Além disso, essa lógica de metas e produtividade ignora a complexidade das relações trabalhistas e a vulnerabilidade dos trabalhadores, que muitas vezes aceitam acordos por medo, necessidade ou desconhecimento, sem que haja uma atuação técnica plena por parte de seus representantes. O advogado, ao ser pressionado a conduzir o cliente ao acordo, vê sua função essencial esvaziada, e suas prerrogativas, relativizadas.
Tiago Cristiano Campos (2024), reforça que “o advogado se revela essencial para a justiça, e, portanto, as prerrogativas são igualmente fundamentais para garantir ao advogado a capacidade de exercer suas funções de forma eficaz e digna”. É preciso reafirmar que a conciliação deve ser um caminho legítimo, mas jamais imposto. A atuação do magistrado deve ser orientada pela imparcialidade e pela garantia da legalidade, e não pela busca de números que satisfaçam indicadores administrativos. A advocacia trabalhista, por sua vez, deve resistir à naturalização dessa prática, denunciando e enfrentando qualquer forma de coação institucional que comprometa a defesa técnica e a dignidade da jurisdição.

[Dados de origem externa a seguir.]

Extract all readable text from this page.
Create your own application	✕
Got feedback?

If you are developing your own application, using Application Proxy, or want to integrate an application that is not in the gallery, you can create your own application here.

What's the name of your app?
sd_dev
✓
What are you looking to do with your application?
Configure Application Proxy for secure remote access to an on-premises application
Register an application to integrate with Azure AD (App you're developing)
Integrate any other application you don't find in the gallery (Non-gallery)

Da mesma forma, a violação do direito à gravação de audiências é outro exemplo de prática naturalizada. O direito à gravação de audiências por qualquer das partes está expressamente previsto no artigo 367, §§ 5º e 6º do Código de Processo Civil. O § 5º estabelece que “a audiência poderá ser integralmente gravada em imagem e em áudio, em meio digital ou analógico, desde que assegure o rápido acesso das partes e dos órgãos julgadores, observada a legislação específica”. Já o § 6º complementa, afirmando que “a gravação a que se refere o § 5º também pode ser realizada diretamente por qualquer das partes, independentemente de autorização judicial”.
Essa previsão legal é clara: não há necessidade de autorização judicial para que o advogado realize a gravação da audiência, desde que se trate de ato público e respeitados os parâmetros legais. Trata-se de uma garantia processual que reforça os princípios da publicidade, da ampla defesa e da transparência dos atos judiciais.
Apesar disso, é comum que magistrados imponham restrições indevidas, como a exigência de comunicação prévia ou a proibição expressa da gravação, sob pena de sanção. Tais condutas, além de ilegais, comprometem a produção de prova em casos de abuso ou desrespeito, e violam diretamente o direito da parte à defesa técnica plena por meio de seu advogado.
A gravação de audiências, portanto, não é uma faculdade condicionada à vontade do juiz, mas um direito processual assegurado por lei. Impedir esse registro configura uma prática incompatível com o Estado Democrático de Direito e com os princípios que regem o processo civil contemporâneo.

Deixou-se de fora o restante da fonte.